Das Landesarbeitsgericht Köln befand in seinen Urteil vom 02.08.2010 (2 Sa 176/10), daß wenn der bisherige Betriebsinhaber nach Betriebsübergang gegenüber einem übergegangenen Arbeitnehmer kündige und der Arbeitnehmer danach dem stattgefundenen Betriebsübergang widerspreche, zum Kündigungszeitpunkt ein Arbeitsverhältnis zwischen Arbeitnehmer und Kündigendem bestanden habe. Die zum Kündigungszeitpunkt gegebenen Umstände (Betriebsgröße, Existenz eines Betriebsrats, Stilllegungsabsicht) seien der Prüfung der Wirksamkeit zugrundezulegen.

Dies hatte in dem vorliegenden Verfahren zur Folge, daß ein Arbeitsverhältnis zu dem Betriebsübernehmer nicht begründet worden war und das Arbeitsverhältnis zum bisherigen Betrieb gemäß § 1 KSchG die betriebsbedingte Kündigung rechtfertigten.

In dem Verfahren stritten die Parteien streiten um die Wirksamkeit einer Kündigung vom 20.04.2009 des Beklagten zu 1. (Insolvenzverwalter des bisherigen Betriebs) sowie um die Frage, ob die Beklagte zu 2. (Betriebsübernehmer) verpflichtet sei, die Klägerin nach einem Betriebsübergang weiter zu beschäftigen.

Die am 26.12.1968 geborene, verheiratete und einem Kind unterhaltsverpflichtete Klägerin war seit dem 01.07.1999 als Verkaufsabteilungsleiterin im Betrieb A der Gemeinschuldnerin beschäftigt. Gegenstand des Unternehmens der Gemeinschuldnerin war der Einzelhandel mit Bekleidung. Das Unternehmen führte deutschlandweit 39 Filialen. In dem Betrieb A waren vor der Insolvenzeröffnung am 01.10.2008 elf Mitarbeiter beschäftigt. Es war ein Betriebsrat gewählt worden.

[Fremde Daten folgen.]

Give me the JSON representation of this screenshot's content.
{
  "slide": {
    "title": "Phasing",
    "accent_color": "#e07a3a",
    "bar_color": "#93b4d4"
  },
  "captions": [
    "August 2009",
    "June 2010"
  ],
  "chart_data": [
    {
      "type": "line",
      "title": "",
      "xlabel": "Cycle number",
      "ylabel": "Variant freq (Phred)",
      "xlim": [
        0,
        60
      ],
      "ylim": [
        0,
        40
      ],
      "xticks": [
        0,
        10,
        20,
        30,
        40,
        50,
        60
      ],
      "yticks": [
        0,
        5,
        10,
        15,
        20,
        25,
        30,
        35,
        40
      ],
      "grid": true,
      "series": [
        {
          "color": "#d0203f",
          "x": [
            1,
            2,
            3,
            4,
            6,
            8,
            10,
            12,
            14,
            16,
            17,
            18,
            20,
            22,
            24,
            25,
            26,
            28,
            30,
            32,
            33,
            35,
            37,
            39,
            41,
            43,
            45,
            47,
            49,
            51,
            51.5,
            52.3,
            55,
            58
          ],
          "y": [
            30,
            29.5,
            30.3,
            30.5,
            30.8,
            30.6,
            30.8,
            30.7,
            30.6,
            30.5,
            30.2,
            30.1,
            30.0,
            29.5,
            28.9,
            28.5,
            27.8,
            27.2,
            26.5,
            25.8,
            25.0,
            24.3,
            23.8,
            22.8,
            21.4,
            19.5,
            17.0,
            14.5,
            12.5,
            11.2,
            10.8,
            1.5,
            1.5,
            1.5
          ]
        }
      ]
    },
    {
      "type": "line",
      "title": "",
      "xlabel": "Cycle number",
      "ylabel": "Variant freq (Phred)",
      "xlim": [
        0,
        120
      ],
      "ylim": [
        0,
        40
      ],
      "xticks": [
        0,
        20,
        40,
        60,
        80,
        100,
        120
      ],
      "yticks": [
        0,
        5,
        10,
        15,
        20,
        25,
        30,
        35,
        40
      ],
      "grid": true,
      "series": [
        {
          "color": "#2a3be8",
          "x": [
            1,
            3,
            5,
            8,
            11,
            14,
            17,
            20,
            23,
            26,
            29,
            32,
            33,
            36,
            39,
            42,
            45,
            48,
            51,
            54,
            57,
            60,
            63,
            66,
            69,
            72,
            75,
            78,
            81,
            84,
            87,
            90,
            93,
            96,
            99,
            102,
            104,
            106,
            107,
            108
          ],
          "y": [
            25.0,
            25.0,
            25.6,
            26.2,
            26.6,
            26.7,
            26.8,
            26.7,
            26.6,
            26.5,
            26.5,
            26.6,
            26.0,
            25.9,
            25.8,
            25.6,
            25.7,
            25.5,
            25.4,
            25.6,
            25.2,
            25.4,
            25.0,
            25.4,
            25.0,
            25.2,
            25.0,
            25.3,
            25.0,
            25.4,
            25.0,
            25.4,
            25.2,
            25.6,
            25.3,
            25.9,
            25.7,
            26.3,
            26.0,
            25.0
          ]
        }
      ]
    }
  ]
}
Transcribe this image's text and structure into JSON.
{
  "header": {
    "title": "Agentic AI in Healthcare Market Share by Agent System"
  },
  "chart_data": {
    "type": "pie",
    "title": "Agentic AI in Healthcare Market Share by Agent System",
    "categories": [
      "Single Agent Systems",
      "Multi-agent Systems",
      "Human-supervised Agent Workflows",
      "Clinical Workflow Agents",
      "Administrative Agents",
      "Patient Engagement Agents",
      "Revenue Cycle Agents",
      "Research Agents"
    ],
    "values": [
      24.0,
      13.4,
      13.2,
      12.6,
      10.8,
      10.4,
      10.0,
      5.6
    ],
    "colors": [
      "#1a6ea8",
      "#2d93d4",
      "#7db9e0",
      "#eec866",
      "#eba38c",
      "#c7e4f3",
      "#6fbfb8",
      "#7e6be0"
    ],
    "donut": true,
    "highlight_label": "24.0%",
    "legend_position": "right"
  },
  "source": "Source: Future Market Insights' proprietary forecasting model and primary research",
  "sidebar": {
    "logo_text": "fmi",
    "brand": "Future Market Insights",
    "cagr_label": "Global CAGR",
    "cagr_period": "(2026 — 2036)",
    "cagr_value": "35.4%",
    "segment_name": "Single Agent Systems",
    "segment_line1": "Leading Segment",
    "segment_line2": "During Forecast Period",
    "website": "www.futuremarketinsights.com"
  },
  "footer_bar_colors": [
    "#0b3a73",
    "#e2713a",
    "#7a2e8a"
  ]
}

Am 01.10.2008 wurde das Insolvenzverfahren über das Vermögen der Gemeinschuldnerin eröffnet und der Beklagte zu 1. zum Insolvenzverwalter bestellt. Zuvor waren mit dem örtlichen Betriebsrat und dem Gesamtbetriebsrat gleichlautende Interessenausgleiche und Sozialpläne zustandegekommen. Diese sahen u. a. die Einrichtung einer Beschäftigungs- und Qualifizierungsgesellschaft vor. Aus dem Betrieb A wechselten neun Mitarbeiter vor dem 01.10.2008, also vor der Insolvenzeröffnung, in diese Beschäftigungs- und Qualifizierungsgesellschaft. Die Klägerin und eine weitere Mitarbeiterin befanden sich zu diesem Zeitpunkt in Elternzeit. Beide wechselten nicht in die Beschäftigungs- und Qualifizierungsgesellschaft.

Der Insolvenzverwalter trug vor, er habe Anfang Oktober 2008 wegen der Ungewißheit, ob eine Betriebsübernahme stattfinden könne, entschieden, daß sämtliche Betriebe jedenfalls zum 31.01.2009 geschlossen werden sollten.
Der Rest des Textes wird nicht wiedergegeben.